Когда начинает идти первый снег, ветка года с хрустом ломается и повисает на упругой ниточке последних дней декабря. Потом она обрывается, и жизнь ведет свой счет уже не последними днями, а первыми. В один из таких последних дней года, когда все события и явления уже свыкаются с мыслью, что им скоро предстоит стать прошлогодними, умер Борис Панков. Смерть эта была такой неожиданной и сверхъестественной, что в нее никто не мог поверить. Может быть, он и сам не успел понять, что происходит, когда вдруг что-то щелкнуло и хрустнуло и треснуло у него в голове, как потрескивают в костре дрова, и он почувствовал, что весь мир вращается вокруг одного его, а сам он стремительно падает не то вверх, не то вниз, не то сразу во все стороны. А может быть, это было не так. Может быть, он сразу понял, что умирает. Может быть, кто-то внутри него четко и ясно сказал ему:
— Хана тебе, Борис.
Он умер от внезапного кровоизлияния в мозг. Рано утром. После вчерашней выпивки. Моя мать Анфиса всегда потом по утрам говорила:
— Надо поскорее опохмелиться, а то окочуришься, как Борис — ни здрасьте, ни до свидания. Кувырк! И будете хоронить свою мамашу. Ну чё смотрите?
За две недели до смерти Панков в открытую, при стечении возмущенной публики выкручивал Джильде уши и щелкал ее по носу, а бедная псина визжала и предупреждающе клацала зубами, но укусить никак не решалась, что приводило мучителя в еще большее бешенство.
— Ну куси! Куси, сука! Даже укусить не умеешь. Что же ты за собака-то? Тварь ты слюнявая! Тьфу!

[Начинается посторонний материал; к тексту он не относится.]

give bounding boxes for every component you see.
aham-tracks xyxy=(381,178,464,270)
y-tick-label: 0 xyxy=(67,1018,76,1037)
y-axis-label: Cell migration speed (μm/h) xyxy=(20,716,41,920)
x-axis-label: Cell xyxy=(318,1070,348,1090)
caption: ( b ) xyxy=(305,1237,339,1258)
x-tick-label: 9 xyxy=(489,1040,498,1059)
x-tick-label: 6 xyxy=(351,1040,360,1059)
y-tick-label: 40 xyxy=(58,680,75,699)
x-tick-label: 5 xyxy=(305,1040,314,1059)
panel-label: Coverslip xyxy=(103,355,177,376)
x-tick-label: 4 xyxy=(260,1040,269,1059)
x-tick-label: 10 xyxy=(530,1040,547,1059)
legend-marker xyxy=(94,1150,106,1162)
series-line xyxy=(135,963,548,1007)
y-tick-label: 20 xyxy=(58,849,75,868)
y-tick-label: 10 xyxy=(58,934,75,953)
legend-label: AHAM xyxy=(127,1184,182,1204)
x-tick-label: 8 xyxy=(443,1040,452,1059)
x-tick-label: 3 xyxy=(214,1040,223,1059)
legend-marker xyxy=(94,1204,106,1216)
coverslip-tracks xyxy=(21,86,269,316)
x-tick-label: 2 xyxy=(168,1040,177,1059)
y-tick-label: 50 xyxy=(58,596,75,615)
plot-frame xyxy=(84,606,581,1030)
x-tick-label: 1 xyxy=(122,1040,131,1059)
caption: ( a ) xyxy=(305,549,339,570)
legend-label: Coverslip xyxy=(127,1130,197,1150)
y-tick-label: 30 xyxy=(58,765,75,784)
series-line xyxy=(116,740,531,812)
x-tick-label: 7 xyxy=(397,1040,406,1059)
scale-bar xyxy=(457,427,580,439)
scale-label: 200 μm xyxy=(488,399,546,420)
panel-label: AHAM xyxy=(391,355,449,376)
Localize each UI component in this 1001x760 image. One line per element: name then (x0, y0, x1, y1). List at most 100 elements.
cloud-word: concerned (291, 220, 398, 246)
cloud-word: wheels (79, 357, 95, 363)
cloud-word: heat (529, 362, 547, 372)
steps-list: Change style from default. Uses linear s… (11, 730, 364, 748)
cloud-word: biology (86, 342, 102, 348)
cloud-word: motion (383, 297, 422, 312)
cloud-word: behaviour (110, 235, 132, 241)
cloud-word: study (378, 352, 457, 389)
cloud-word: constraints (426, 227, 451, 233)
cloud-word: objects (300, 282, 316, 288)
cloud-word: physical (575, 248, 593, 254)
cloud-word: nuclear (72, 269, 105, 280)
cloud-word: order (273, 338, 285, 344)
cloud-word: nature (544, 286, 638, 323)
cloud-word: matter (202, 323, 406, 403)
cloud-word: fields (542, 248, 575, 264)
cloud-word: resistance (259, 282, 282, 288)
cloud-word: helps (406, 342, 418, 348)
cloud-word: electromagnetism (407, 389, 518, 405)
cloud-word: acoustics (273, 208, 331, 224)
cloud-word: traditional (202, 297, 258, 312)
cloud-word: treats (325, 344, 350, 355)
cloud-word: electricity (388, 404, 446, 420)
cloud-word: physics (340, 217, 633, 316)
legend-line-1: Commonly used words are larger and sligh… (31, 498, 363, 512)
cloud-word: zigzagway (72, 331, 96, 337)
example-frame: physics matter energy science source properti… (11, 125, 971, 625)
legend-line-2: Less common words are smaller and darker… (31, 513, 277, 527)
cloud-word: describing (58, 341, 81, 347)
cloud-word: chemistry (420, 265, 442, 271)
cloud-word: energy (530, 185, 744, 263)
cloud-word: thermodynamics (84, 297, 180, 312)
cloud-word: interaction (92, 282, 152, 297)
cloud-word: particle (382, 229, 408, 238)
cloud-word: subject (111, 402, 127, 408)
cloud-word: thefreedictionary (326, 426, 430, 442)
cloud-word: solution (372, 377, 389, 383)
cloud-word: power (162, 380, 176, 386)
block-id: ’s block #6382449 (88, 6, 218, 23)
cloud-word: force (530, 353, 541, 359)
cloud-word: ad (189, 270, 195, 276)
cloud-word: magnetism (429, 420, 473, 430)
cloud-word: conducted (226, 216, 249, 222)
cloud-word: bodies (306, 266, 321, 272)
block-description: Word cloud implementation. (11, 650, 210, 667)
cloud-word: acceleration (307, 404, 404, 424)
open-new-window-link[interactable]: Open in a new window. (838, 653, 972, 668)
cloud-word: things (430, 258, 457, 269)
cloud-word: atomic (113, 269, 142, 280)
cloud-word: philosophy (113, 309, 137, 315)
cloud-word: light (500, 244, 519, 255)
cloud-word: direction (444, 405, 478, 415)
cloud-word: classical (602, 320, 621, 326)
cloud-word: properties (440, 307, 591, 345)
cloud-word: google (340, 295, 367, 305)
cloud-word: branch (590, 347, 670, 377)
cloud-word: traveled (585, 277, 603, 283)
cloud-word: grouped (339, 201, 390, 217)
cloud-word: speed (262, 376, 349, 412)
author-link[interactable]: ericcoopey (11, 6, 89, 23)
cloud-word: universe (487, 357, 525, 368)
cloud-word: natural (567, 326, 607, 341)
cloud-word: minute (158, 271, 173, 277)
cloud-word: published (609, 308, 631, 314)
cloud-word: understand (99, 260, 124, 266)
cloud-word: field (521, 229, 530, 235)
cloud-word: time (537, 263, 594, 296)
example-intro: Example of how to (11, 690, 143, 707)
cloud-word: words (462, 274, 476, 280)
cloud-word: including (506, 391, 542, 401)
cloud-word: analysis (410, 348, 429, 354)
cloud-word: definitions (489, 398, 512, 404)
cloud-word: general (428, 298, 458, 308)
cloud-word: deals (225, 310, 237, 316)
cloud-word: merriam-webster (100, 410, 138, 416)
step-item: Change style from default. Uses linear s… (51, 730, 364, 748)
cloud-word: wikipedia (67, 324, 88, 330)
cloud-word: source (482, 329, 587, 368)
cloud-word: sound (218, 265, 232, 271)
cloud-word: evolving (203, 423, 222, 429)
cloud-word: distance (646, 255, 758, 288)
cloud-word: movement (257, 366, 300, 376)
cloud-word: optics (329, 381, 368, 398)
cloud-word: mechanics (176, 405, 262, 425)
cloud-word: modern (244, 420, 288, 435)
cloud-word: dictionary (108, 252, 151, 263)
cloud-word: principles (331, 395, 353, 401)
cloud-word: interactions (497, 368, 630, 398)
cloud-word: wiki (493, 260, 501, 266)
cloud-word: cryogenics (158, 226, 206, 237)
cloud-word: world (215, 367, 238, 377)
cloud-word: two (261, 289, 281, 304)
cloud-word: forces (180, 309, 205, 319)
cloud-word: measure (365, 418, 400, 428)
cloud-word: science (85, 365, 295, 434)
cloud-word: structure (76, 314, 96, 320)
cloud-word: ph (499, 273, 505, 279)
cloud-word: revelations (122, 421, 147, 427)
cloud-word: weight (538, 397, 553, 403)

— Что ж ты делаешь-то, едиот? — возмущались старушки. — Чем же она провинилась, изверг?
— Ну кончай, Борис, — требовали мужчины. — Ну хорош! Ну что пристал к зверюге?
Из дому вышел Юра, и я, наспех размазывая по щекам слезы, побежал к нему и увел его обратно домой, чтоб он не видел этого ужаса. Когда я выбежал снова во двор, мучительство уже закончилось, Борис играл в домино, а Джильда тихо поскуливала с балкона.